Putting small-scale mining in perspective: an analysis of risk perception of a southwestern Nigerian community
Keywords:Environmental impacts, Small-scale mining, Risk management, Residents’ tolerance index, Residents’ agreement index
AbstractAcross the developing world, informal small-scale mining is still growing in popularity, so are its significant socio-environmental burdens to the host communities. The assumption that understanding risk tolerance at small scale of mining is important to recommending effective planning approach, in mitigating its environmental impacts, and in promoting environmentally responsible oversight gave rise to this survey.

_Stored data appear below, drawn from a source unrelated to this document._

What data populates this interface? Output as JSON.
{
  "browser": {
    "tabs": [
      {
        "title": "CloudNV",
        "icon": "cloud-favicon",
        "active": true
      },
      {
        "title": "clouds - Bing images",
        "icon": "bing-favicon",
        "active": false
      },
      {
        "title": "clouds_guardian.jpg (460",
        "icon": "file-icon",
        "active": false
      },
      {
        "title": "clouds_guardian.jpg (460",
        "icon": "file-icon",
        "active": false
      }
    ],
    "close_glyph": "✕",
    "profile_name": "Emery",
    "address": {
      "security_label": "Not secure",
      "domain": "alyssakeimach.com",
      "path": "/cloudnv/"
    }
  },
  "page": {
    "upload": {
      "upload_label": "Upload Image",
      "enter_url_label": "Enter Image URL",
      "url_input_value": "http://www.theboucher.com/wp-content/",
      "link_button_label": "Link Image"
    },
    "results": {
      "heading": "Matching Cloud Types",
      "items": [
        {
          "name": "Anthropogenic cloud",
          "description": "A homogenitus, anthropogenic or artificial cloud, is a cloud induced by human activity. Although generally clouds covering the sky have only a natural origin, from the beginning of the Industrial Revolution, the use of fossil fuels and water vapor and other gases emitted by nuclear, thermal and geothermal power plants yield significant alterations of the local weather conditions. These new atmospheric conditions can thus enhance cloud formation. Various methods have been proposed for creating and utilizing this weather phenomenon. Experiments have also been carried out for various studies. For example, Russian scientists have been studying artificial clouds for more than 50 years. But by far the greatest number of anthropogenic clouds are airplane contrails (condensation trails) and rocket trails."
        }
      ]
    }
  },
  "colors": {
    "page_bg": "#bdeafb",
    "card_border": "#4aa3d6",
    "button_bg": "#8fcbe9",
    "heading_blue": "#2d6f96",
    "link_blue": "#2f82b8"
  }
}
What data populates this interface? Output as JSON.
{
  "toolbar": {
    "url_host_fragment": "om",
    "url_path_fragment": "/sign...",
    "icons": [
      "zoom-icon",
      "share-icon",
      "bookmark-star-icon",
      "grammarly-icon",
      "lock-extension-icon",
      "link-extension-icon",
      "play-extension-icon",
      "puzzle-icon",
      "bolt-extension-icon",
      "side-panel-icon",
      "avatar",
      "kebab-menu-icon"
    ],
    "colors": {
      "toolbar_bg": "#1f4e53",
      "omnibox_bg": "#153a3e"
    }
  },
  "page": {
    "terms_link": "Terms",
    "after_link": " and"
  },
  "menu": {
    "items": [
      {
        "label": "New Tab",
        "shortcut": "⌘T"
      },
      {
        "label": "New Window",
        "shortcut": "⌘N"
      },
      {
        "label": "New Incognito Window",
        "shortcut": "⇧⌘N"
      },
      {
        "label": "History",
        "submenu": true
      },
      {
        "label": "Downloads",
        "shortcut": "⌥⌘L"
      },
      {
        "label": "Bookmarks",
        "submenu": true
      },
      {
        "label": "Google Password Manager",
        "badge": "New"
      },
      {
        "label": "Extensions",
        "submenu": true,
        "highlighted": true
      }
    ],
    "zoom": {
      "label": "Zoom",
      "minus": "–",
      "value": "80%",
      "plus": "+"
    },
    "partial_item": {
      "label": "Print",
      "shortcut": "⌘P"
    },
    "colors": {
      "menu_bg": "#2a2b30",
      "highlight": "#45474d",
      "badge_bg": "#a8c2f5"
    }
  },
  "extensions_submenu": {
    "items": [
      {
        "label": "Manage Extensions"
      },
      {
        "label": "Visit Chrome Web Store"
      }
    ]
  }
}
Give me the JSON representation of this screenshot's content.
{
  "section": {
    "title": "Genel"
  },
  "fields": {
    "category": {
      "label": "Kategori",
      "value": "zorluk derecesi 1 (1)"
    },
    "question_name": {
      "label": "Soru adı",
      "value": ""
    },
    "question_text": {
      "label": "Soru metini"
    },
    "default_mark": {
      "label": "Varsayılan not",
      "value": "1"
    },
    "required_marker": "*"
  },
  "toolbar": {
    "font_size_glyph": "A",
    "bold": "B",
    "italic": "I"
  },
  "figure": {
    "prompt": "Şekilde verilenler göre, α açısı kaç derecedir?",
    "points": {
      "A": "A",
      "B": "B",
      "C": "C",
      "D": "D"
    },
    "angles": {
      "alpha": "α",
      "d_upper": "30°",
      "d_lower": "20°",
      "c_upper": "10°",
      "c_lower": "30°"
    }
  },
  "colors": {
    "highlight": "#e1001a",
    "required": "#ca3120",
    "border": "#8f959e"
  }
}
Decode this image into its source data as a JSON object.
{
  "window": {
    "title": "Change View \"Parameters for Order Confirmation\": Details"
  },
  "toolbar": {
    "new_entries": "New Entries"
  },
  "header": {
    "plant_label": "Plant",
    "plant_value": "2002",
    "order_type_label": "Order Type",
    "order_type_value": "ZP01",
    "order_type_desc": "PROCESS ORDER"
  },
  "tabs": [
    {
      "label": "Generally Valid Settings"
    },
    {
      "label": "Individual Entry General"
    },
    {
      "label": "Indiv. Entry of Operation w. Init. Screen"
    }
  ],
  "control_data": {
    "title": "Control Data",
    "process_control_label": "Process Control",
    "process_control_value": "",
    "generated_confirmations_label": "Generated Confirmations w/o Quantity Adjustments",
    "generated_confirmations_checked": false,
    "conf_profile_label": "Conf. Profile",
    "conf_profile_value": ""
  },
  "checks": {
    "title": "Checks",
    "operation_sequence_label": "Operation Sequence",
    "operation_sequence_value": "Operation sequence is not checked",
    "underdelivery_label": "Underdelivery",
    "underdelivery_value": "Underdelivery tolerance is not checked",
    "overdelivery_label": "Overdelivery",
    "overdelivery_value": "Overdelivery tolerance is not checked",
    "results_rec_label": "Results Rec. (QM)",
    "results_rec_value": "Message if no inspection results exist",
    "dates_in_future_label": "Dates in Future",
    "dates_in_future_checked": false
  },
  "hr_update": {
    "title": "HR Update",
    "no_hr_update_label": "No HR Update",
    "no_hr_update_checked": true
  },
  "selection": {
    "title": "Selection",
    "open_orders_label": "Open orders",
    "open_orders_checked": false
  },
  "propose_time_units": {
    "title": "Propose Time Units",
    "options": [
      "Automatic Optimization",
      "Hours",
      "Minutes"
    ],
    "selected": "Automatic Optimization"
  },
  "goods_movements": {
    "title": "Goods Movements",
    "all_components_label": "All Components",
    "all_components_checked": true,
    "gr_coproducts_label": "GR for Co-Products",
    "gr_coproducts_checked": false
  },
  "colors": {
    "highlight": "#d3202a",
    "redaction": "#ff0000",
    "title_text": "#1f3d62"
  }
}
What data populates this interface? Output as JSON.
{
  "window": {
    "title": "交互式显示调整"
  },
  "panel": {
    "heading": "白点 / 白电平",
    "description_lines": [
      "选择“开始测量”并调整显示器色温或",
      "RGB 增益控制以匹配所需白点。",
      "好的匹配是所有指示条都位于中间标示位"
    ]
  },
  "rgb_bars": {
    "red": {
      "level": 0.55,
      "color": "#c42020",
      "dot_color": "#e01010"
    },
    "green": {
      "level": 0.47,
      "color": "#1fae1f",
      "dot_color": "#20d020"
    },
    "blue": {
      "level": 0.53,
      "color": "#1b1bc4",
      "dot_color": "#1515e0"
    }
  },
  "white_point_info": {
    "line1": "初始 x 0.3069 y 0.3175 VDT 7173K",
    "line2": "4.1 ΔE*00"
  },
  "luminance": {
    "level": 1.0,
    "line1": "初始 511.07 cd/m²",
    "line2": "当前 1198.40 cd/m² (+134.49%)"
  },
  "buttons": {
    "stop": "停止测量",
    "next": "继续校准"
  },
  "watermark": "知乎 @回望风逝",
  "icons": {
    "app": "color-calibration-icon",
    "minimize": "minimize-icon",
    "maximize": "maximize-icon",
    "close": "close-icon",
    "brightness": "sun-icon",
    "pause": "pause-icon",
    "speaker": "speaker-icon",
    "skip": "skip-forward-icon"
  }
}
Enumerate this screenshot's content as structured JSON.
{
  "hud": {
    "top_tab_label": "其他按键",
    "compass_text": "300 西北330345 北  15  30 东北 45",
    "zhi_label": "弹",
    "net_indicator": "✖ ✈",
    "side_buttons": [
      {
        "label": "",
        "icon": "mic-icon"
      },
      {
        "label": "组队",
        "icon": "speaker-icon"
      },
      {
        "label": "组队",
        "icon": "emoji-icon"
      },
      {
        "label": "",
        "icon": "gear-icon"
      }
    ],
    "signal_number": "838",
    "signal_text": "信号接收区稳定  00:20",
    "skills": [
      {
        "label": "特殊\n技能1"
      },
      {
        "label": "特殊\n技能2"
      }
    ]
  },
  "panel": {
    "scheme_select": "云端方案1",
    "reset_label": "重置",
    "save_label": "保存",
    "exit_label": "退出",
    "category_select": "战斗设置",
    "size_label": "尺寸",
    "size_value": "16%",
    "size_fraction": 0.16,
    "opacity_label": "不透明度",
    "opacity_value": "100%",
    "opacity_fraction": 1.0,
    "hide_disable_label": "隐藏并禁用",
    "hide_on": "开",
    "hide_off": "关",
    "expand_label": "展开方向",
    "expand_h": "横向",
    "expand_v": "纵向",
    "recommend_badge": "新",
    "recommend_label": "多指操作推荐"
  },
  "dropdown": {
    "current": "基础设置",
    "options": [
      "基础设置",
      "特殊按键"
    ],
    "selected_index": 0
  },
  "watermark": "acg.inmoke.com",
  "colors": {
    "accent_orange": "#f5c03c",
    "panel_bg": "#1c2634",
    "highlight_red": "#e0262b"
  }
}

Quantitative responses from a systematic random sampling of 506 residents of Ijero-Ekiti mining community (southwestern Nigeria) are presented with an emphasis on risk perception and management measures. By ranking 21 variables identified through an extensive literature review, residents’ tolerance index (RTI) and resident agreement index (RAI) are computed. The results suggest that while residents’ risk perception is largely motivated by socio-economic considerations brought about by a major surge in population growth in recent years, there is greater desire for an active public engagement and improved regulatory oversight. The conclusion highlights the value of local capacity building and increased awareness of less risky economic alternatives in successfully implementing long-terms solutions to risks associated with unsustainable mining practice at any scale.